About to focus my eyes on the hallway I was in again, I suddenly noticed a scurrying movement in the shadows. I frowned. The whole room seemed ominous, but why would someone be hiding, keeping out of sight? It didn’t add up. I shrugged, deciding that my mind must be playing tricks on me again. I pulled my hand off of the wall and moved away down the hallway, trying to forget the room and the weapons it held inside.

Trying to do something useful, I made an inventory of the rooms on the ship, in my mind. Apart from the weapons room, there were also bedrooms, a mess hall, an engine room, a communications deck, other various control rooms filled with differing kinds of technological systems, and general rooms for the humans to hang out in when they weren’t off trying to break through the force field and murder my people.
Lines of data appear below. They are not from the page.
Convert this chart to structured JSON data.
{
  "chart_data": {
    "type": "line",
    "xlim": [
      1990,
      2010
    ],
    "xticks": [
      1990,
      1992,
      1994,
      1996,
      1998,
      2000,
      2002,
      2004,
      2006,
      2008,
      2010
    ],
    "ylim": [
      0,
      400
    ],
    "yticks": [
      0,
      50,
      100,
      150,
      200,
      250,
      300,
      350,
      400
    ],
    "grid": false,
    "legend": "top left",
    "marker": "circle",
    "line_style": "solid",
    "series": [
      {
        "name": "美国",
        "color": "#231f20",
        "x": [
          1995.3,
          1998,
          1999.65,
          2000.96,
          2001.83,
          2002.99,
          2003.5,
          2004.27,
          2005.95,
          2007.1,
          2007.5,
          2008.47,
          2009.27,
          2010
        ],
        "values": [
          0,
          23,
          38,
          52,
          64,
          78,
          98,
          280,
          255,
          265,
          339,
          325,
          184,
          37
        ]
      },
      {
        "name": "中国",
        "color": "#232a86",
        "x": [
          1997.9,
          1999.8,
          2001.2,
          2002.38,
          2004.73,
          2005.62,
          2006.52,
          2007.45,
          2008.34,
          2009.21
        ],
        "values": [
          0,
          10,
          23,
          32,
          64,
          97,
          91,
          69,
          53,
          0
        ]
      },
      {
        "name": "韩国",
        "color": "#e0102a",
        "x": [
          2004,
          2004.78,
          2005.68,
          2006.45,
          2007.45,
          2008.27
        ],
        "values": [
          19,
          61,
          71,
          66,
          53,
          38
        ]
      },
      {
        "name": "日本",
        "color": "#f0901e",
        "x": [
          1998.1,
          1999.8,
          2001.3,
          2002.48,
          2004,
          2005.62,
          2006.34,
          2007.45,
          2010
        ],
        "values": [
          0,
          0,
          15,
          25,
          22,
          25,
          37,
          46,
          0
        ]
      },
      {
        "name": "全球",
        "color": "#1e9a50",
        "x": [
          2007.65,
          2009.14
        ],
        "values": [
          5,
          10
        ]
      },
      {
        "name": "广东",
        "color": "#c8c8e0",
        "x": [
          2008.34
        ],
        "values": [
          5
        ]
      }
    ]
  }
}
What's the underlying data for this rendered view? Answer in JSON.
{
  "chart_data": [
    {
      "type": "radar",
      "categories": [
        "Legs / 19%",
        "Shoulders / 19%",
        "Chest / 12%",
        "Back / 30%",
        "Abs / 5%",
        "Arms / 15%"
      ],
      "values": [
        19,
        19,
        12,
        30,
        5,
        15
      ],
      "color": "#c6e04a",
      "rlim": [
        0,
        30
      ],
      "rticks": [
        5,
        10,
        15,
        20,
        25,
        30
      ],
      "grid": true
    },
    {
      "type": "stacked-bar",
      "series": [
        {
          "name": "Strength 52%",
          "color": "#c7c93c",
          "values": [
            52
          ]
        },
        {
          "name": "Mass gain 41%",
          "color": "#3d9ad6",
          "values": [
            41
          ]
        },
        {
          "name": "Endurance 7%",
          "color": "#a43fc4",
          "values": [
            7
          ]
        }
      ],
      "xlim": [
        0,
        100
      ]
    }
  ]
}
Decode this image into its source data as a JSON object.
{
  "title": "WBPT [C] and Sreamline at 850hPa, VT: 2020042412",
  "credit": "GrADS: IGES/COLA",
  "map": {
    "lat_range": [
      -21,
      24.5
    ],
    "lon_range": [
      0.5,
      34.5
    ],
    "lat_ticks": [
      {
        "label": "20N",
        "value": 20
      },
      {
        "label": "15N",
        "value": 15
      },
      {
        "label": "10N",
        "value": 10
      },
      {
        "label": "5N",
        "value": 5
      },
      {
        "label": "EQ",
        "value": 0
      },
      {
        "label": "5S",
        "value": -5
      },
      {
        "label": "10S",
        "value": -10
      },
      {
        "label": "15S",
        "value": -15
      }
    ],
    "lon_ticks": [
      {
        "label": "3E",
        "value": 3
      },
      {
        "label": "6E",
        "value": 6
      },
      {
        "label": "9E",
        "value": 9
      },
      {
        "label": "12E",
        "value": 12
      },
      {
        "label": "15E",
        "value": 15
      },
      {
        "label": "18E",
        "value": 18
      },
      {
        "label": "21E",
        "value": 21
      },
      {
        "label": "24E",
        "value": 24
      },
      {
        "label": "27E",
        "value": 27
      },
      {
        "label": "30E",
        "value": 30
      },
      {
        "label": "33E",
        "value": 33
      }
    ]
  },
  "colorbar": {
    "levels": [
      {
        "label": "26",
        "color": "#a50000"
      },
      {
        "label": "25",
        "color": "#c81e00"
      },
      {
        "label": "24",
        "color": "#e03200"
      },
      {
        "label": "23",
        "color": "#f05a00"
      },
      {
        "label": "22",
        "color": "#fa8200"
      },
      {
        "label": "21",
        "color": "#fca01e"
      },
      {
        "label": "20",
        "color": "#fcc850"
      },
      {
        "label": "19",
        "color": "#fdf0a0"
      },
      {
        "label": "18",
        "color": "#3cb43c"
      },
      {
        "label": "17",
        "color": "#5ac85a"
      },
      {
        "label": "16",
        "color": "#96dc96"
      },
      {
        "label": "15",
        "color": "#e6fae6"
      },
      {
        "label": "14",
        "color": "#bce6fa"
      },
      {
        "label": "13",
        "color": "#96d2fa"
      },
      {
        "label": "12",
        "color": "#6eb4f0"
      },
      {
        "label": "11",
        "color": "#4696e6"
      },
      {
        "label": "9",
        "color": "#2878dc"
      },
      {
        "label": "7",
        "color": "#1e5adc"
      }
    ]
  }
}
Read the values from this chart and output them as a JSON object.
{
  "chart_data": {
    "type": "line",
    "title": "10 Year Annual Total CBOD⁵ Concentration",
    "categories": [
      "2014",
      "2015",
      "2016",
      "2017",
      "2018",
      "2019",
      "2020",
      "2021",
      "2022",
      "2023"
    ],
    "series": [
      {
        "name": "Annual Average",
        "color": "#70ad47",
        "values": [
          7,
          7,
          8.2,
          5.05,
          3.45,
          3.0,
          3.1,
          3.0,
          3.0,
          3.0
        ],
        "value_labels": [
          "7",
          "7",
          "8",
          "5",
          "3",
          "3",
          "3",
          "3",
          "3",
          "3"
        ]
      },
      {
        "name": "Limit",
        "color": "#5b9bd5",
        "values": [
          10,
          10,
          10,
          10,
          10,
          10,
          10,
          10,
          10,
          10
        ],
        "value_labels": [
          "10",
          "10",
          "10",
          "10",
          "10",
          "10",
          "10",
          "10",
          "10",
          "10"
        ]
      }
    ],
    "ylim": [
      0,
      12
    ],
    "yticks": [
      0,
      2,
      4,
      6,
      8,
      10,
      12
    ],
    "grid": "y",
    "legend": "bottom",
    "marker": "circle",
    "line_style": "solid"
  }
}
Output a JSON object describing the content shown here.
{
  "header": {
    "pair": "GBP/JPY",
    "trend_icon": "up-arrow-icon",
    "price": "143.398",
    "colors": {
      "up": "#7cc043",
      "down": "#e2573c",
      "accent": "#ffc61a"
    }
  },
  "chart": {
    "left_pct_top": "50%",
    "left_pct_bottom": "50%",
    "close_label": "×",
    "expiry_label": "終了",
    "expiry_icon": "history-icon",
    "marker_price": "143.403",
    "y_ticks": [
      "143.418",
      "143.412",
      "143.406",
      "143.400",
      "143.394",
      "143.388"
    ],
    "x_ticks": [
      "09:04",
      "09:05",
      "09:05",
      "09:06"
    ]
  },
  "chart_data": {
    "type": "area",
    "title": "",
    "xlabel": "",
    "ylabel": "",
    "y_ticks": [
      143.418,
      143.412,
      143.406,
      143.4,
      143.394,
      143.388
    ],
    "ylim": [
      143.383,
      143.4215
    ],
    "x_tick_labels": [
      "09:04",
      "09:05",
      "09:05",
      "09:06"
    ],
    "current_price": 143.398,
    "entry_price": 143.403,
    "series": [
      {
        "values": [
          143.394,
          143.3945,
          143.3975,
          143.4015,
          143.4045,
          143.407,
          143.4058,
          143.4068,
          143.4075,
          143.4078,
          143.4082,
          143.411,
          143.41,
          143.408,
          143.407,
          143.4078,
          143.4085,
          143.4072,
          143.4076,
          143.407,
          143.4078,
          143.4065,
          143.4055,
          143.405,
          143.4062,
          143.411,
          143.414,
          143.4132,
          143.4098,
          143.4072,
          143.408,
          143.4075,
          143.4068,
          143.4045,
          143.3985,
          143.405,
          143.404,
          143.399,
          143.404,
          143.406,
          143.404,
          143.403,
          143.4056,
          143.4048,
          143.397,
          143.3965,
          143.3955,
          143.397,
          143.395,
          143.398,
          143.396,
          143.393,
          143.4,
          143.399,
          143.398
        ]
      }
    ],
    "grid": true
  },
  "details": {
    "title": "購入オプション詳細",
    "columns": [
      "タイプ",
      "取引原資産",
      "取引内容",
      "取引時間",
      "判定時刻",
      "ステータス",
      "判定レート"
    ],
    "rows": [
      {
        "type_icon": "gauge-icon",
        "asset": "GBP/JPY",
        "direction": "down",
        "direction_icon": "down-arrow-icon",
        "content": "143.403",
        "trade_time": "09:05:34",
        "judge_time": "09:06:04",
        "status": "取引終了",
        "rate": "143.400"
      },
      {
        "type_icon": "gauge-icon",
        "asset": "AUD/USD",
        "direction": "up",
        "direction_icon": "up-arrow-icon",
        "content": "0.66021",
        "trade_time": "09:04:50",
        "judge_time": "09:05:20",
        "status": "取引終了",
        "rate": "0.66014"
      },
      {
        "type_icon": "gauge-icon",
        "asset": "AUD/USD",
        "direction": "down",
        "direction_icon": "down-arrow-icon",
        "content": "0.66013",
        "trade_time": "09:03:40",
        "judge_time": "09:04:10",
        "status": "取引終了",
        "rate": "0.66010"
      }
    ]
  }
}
I felt a growing sense of apprehension at the thought of the sheer size of the human spaceship. I’d been wandering around its levels and hallways for about half an hour, yet I could tell from the structure of the ship and my Paladanian instincts that I hadn’t even crossed a third of the space inside it. It didn’t help my nerves that, whilst in another ominous looking hallway, the hairs on the back of my neck pricked up, causing me to spin wildly around, sure there was someone watching me. I found myself faced with an empty corridor and multiple locked doors. I sighed and moved on, before glancing up at a clock on the wall and discovering I had five minutes until dinner time.

As I sauntered towards the mess hall on the first level, I reflected on how surreal this whole situation felt. I mean, I was inside a stunningly huge spaceship trapped within a force field, trying to get the residents of the ship to leave my people in peace, with my only allies in the matter an eccentric space traveller who I’d only met the previous day and a mechanic on the same ship I was in. And now I was going to eat dinner with the very aliens I was fighting against. Barely twenty four hours ago I had been safely at home, about to eat dinner, completely ignorant of the events that would soon unfold, and my biggest problem being that my best friend lived on another planet. I sighed, knowing that I would never be able to go back to that simple life. Since then I’d felt the thrill of adventure as Sophie dragged me through this whole ordeal; and a part of me enjoyed it much more than anything else I’d ever done.

I came in sight of the doors to the mess hall, and saw Sophie casually standing there, eyes roaming around, evidently trying to find me. Finally catching sight of me, she waved excitedly, and I ran over.

“Hi Abi,” she linked her arm through my elbow, and we ventured inside the mess hall. “Come and see the uproar we caused.”

I wondered how on Flauraan she and Jon could possibly have created an ‘uproar’ in only forty five Earthly minutes. Then as a crowded table occupied by heavily debating humans entered my field of vision, I realised I was about to find out.